I’ve often worn the label “busy” like a badge of honor. How are you? I’m doing well. Busy! How are things? Things are good! Just staying busy… To be busy meant I hustled. I worked hard. I was important. I’m sure I’m not the only one who has tied her own worth up in how many things get checked off the to do list in a day or how filled the social calendar is.
When I was growing up, my mom often commented that I wasn’t happy unless all the squares in my calendar were filled. I thrived on doing. And I operated this way for much of my 35 years, filling every crook and cranny of my day planner with projects, classes, coffees, lunches, happy hours, you name it. A full calendar meant a full life. The fuller the better!
Then, in March 2020, that all came to a startling halt. Suddenly all my plans, my to-dos, my carefully filled in calendar squares were wiped. And you know what? As scary and uncertain and strange that time was, there was something incredibly refreshing about the space and prospective it provided. Sure, I made my share of self-imposed to-do lists (hello, sewing throw pillows and organizing the spice cabinet), but there was also time where what was once “go, go go,” shifted to “just be.” Gone was the constant FOMO, because guess what? There was nothing to “MO” on.
But what that space opened up was something unexpectedly beautiful. I spent afternoons in the backyard reading in the sunshine. I took my pup for more walks than he could dream. I enjoyed the simple pleasure of tidying my garden. I practiced sitting in stillness. I watched thunderstorms curled up on the couch in our sunporch. I cranked up music and danced in my kitchen while making dinner.
About a month ago, when it felt as if the world was finally opening back up, I noticed myself once again filling in my calendar with frenzied enthusiasm. Girl’s night! Family brunch! Birthday party! Networking dinner! Breakfast meeting! I was thrilled to be once again connecting with friends and colleagues, having places to go, and things to do. But when I took a step back and looked at my jam-packed schedule, I suddenly felt very tired.
Maybe you’ve been feeling the same. Excited about the “return to normal,” but feeling a bit overwhelmed at the same time.
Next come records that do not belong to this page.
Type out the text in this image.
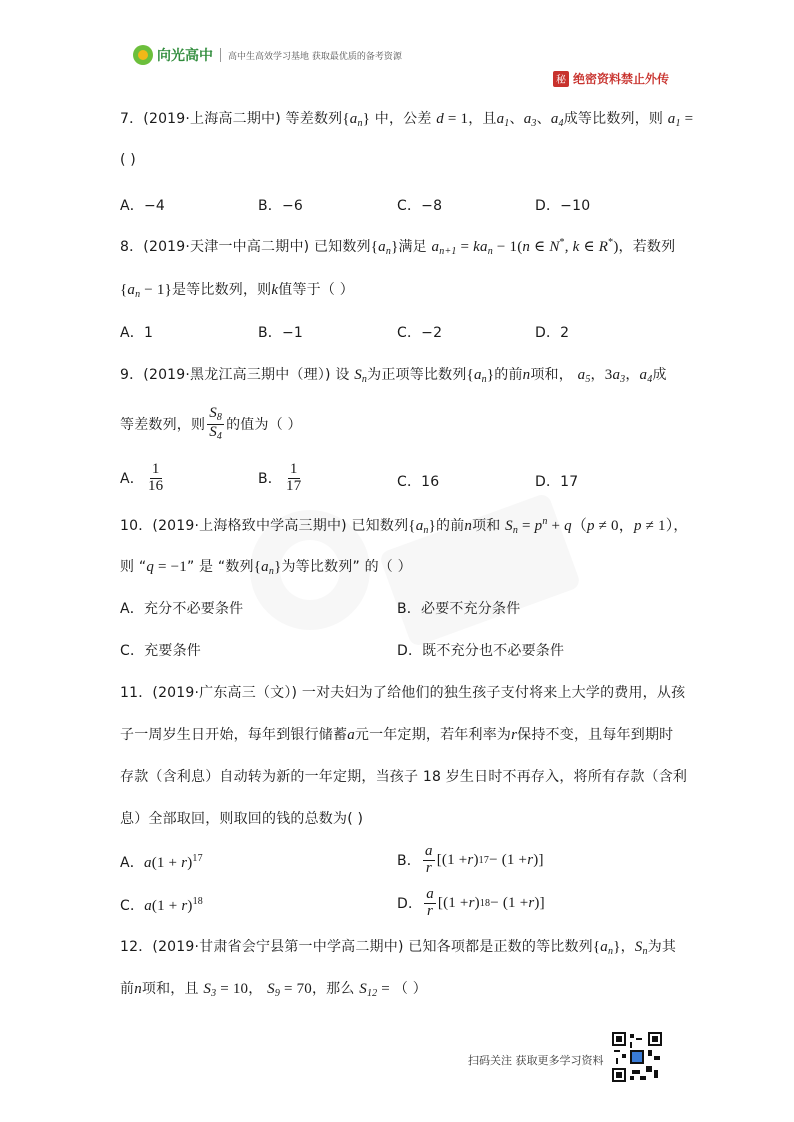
向光高中 高中生高效学习基地 获取最优质的备考资源
秘 绝密资料禁止外传
7．(2019·上海高二期中) 等差数列$\{a_n\}$ 中，公差 d = 1，且$a_1$、$a_3$、$a_4$成等比数列，则 $a_1$ =
( )
A．−4	B．−6	C．−8	D．−10
8．(2019·天津一中高二期中) 已知数列$\{a_n\}$满足 $a_{n+1} = ka_n - 1(n$ ∈ N*, k ∈ R*)，若数列
$\{a_n - 1\}$是等比数列，则k值等于（ ）
A．1	B．−1	C．−2	D．2
9．(2019·黑龙江高三期中（理）) 设 $S_n$为正项等比数列$\{a_n\}$的前n项和， $a_5$，$3a_3$，$a_4$成
等差数列，则 $\frac{S_8}{S_4}$ 的值为（ ）
A． $\frac{1}{16}$	B． $\frac{1}{17}$	C．16	D．17
10．(2019·上海格致中学高三期中) 已知数列$\{a_n\}$的前n项和 $S_n = p^n + q(p \ne 0$，p ≠ 1），
则 “q = −1” 是 “数列$\{a_n\}$为等比数列” 的（ ）
A．充分不必要条件	B．必要不充分条件
C．充要条件	D．既不充分也不必要条件
11．(2019·广东高三（文）) 一对夫妇为了给他们的独生孩子支付将来上大学的费用，从孩
子一周岁生日开始，每年到银行储蓄a元一年定期，若年利率为r保持不变，且每年到期时
存款（含利息）自动转为新的一年定期，当孩子 18 岁生日时不再存入，将所有存款（含利
息）全部取回，则取回的钱的总数为( )
A．$a(1 + r)^{17}$	B． $\frac{a}{r} [(1 + r$ ) 17 − (1 + r )]
C．$a(1 + r)^{18}$	D． $\frac{a}{r} [(1 + r$ ) 18 − (1 + r )]
12．(2019·甘肃省会宁县第一中学高二期中) 已知各项都是正数的等比数列$\{a_n\}$，$S_n$为其
前n项和，且 $S_3 = 10$， $S_9 = 70$，那么 $S_{12}$ = （ ）
扫码关注 获取更多学习资料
It’s for that reason that this summer I’m tucking the busy badge away. Instead, I’ve created 3 simple intentions for myself and my life that I’m using as my North star. And for every invitation, commitment, project, etc. I write down in my planner, it has to align with and support one of my intentions. If it doesn’t, it’s simply a no.
Here are my intentions:
- I show up for myself. This is often the hardest, but 100% the most important. It’s like they tell you on an airplane: Put on your own oxygen mask before helping others. For me, I’m saying yes to my morning and evening routines because I know how great that makes me feel and how better equipped I am to be there for others throughout the day. I’m making time for yoga and movement and journaling. I’m embracing stillness and quiet so I can check in with myself and how I’m really feeling to avoid burnout.
- I show up for my people. This means I’m saying an enthusiastic yes to dinners, brunches, and parties when I crave connection and know I can be fully present. And I’m saying no to the same invitations when I when I feel drained, need to recharge, and just be. I’m saying yes to more 1 on 1 coffees and lunches when I know I can listen and engage fully. And I’m saying no to events that require the kind of small talk that ultimately deplete me.
- I invest in projects that set my heart on fire. I often say yes to things because I don’t want to disappoint someone else. Or I simply should because I have the time or could make the time. But what I’ve found is that only leads to resentment and lackluster work. So instead, I’m politely declining opportunities when they don’t make me giddy excited, because that gives me the time and energy to fully invest my whole heart into those that do.
So, tell us, are you a busy bee looking to hang up your badge? What intentions would you set for yourself? What are you making more space for this summer?
I love that you took the time to reflect on what is important in your life! Great job on being there one in one with friends and family! Thank you for sharing!❤️
Beautifully written! Thank you for sharing! Hit home with me!